• 16 Ocak 2021 20:08
  • 0
  • 2 DAKİKA OKUMA SÜRESİ

İçindeki Çocuğu Keşfet

Bu yazıyı dinleyin
Mehmet Han Ergüven 16 Ocak 2021 İçindeki Çocuğu Keşfet

Tüm çocuklar orijinal doğar, tıpkı her turizm destinasyonun doğduğunda orijinal olduğu gibi… Sonra çocuklar eğitim sistemine girer ve kendileri dışındakilerin beklentisini karşılamak için tek tip ya da kopya olur. Turizm destinasyonları da çocuklar gibi, büyüdükçe kendi dışındaki aktörlerin; tur operatörleri ve acentelerin beklentilerini karşılamak için tek tipe dönüşür.  Böylece her insan iş dünyası için ikamesi olan biri, her destinasyon da ikamesi olan bir üründür artık.

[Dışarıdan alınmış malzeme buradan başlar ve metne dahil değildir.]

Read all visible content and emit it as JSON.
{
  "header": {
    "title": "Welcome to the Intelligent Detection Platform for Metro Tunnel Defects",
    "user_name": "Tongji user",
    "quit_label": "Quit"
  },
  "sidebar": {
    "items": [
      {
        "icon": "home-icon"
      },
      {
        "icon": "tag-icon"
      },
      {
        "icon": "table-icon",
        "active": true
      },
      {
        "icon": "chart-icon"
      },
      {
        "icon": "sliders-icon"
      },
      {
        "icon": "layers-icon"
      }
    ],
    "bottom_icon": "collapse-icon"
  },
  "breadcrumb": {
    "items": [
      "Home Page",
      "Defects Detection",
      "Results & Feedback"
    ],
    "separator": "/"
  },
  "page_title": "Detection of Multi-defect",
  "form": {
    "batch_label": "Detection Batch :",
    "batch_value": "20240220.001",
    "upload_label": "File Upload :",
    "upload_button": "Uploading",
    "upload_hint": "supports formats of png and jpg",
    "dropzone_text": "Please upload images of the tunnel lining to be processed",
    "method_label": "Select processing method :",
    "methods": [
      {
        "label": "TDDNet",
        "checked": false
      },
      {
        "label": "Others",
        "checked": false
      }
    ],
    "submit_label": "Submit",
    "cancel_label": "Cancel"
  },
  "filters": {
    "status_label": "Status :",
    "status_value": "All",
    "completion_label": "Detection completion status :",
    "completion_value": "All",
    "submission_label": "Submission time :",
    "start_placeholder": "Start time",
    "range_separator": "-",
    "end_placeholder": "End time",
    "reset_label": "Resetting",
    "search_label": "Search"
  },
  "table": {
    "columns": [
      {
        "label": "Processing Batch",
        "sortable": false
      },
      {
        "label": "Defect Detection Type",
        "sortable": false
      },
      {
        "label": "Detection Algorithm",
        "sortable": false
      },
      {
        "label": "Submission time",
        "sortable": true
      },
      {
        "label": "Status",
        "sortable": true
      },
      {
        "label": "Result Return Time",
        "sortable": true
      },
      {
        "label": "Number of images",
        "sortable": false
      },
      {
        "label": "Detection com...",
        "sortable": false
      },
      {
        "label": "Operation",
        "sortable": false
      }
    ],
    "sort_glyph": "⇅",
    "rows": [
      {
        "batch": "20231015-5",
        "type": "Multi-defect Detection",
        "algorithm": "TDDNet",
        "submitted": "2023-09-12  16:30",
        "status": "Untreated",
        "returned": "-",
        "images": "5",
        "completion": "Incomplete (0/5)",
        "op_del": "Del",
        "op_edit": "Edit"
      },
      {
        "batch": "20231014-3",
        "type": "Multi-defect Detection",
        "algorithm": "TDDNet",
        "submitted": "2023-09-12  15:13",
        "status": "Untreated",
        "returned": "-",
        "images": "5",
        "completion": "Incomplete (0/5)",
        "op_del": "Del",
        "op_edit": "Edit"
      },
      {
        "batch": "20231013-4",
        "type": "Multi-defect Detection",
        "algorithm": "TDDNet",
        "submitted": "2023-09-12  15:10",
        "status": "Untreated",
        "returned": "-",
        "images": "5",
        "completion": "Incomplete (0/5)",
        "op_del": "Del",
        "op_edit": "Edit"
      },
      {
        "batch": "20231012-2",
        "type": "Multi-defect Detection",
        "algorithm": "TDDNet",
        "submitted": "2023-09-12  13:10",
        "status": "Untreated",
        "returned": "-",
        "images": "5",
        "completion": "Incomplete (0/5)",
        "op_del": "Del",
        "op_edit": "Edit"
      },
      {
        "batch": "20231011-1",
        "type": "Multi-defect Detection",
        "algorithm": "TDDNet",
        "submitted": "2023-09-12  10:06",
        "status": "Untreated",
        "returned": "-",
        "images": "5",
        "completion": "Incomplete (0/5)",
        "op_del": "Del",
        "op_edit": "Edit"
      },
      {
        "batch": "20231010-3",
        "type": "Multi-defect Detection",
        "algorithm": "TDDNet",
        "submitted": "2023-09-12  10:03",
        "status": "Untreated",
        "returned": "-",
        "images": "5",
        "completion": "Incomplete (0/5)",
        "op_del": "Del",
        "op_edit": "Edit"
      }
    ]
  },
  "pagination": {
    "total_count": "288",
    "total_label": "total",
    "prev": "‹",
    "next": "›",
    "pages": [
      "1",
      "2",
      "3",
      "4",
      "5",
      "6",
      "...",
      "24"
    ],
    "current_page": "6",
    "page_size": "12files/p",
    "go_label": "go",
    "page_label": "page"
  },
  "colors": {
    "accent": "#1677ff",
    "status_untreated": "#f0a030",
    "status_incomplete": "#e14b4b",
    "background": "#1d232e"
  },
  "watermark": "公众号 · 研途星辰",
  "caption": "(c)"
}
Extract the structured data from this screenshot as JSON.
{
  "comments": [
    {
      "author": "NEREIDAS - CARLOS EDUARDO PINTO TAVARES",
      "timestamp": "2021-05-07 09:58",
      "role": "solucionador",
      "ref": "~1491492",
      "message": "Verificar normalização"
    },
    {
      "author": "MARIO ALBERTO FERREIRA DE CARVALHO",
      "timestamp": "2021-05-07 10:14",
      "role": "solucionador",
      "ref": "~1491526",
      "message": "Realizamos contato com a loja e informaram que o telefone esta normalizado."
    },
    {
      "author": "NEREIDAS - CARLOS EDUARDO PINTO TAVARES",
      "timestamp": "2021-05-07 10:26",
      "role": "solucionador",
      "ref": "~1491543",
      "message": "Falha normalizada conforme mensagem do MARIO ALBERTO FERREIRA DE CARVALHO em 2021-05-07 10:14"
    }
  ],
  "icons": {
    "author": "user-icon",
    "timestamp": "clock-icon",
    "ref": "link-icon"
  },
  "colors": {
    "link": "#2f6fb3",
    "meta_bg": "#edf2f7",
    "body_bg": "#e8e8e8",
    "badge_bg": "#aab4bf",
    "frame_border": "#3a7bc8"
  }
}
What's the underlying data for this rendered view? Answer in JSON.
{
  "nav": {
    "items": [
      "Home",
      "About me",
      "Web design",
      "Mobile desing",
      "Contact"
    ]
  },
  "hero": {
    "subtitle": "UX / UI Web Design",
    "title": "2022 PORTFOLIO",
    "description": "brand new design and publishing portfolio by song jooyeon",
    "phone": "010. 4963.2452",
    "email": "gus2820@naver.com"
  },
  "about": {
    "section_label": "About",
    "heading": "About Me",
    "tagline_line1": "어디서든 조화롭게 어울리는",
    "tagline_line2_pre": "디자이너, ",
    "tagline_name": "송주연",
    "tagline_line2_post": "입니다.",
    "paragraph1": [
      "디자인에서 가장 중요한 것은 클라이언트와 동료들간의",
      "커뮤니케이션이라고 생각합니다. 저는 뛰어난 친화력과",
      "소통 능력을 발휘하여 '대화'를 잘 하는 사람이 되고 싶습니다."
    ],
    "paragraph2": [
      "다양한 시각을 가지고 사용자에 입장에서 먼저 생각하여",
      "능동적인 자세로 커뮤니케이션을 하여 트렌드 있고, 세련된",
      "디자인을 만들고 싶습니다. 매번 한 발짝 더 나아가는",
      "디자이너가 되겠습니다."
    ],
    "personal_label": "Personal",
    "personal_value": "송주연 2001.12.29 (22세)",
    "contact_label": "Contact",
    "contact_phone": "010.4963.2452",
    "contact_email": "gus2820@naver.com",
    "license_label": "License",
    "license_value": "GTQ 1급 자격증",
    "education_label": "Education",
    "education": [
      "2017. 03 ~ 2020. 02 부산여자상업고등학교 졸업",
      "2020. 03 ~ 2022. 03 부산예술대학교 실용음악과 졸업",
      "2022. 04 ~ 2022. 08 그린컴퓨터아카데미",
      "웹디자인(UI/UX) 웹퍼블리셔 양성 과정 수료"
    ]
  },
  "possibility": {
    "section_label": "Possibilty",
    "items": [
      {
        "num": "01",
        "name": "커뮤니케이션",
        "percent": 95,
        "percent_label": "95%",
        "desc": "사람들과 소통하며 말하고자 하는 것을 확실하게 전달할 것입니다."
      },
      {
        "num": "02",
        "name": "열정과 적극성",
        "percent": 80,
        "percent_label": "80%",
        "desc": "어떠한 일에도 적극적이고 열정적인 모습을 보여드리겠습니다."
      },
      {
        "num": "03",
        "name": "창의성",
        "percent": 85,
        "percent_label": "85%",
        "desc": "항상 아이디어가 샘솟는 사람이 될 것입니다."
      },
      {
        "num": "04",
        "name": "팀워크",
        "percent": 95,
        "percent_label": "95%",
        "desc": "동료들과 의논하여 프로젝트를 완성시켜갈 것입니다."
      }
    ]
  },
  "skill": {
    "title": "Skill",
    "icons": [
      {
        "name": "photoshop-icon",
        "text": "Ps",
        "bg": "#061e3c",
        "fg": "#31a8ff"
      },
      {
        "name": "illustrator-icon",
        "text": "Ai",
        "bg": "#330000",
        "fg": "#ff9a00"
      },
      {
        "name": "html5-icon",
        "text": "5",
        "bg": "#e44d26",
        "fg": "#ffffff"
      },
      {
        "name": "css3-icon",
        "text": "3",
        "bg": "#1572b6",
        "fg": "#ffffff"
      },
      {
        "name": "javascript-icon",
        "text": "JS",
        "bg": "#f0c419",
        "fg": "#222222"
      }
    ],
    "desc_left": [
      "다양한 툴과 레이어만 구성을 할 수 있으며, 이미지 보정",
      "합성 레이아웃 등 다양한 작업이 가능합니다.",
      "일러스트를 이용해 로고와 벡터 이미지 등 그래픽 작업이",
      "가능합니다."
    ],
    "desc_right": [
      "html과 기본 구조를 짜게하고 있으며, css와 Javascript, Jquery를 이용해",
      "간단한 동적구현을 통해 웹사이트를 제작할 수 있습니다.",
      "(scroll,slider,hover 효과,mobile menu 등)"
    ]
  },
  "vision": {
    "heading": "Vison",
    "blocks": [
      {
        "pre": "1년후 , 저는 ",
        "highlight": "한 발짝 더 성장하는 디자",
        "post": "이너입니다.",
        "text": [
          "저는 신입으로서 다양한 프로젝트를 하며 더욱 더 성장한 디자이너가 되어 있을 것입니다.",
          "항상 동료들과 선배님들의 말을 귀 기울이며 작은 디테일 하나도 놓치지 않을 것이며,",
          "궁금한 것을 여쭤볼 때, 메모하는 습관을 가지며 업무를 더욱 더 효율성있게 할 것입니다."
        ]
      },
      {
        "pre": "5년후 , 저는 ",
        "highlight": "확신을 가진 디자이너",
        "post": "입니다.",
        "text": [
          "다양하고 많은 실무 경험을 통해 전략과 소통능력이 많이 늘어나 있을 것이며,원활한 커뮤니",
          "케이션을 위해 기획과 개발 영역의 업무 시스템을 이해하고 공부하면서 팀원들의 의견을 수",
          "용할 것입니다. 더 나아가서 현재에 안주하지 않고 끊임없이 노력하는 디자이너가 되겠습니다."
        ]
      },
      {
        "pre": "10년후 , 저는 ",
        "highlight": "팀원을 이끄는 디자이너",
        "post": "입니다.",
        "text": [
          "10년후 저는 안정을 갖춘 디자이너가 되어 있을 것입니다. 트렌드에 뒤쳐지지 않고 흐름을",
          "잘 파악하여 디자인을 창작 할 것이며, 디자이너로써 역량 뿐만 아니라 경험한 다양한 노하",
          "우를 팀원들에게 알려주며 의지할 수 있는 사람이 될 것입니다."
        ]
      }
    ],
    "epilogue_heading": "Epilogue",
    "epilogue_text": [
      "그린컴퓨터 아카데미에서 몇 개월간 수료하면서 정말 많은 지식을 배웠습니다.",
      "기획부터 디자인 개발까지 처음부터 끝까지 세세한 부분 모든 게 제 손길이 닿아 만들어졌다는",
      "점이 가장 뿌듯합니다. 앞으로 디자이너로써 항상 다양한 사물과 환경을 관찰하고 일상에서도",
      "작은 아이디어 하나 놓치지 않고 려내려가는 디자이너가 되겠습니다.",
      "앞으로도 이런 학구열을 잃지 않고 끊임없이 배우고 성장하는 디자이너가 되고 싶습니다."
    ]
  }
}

Her çocuk orijinal olarak başka bir çocuktan farklı yeteneklerle dünyaya gelir. İki yaşına kadar ne yaparsa yapsın çevresindekiler tarafından sevilir. İki yaşından sonra kendisi dışındakilerin beklentilerini karşılarsa sevileceğini anlamaya ve dünyanın merkezinin artık kendisi olmadığının farkına varmaya başlar.

Yani çocuğun eğitim süreci başlamıştır artık. Uslu çocuk olunca istedikleri yerine getirilir vb. Okula başladığında ise çok farklı yeteneklere sahip çocuklarla aynı şeyi öğrenmeye çalışır. Bu süreçte ilgi alanlarına hitap edilmeyen çocuklar ya sınıfta kalır ya da dışlanır. 

İlköğretim, ortaöğretim, üniversite ve derken iş hayatı başlar. Bu süreçte birey, öğrendiklerinin onun başarılı ve mutlu olması için yeterli olmadığını keşfeder ve bu noktada kişisel gelişim başlar ki bu da eğitim hayatından önceki orijinalliği tekrar bulma yolculuğu olarak görülebilir. 

İbn-i Haldun’un “coğrafya kaderdir” dediği gibi her destinasyonun kaderi bir diğerinden farklıdır. Destinasyonlar da doğduklarında herkes tarafından sevilir. İlgi arttıkça destinasyon olduğu gibi kalmak yerine, dışarıdakilerin beklentilerini karşılamak için eğitilir (yapılaşma, betonlaşma vb.) ve bir süre sonra kopya bir ürün pazara çıkar. Fakat kopyaya olan ilgi zamanla azalır ve bir süre sonra insanlar yeni orijinaller aramaya devam eder. 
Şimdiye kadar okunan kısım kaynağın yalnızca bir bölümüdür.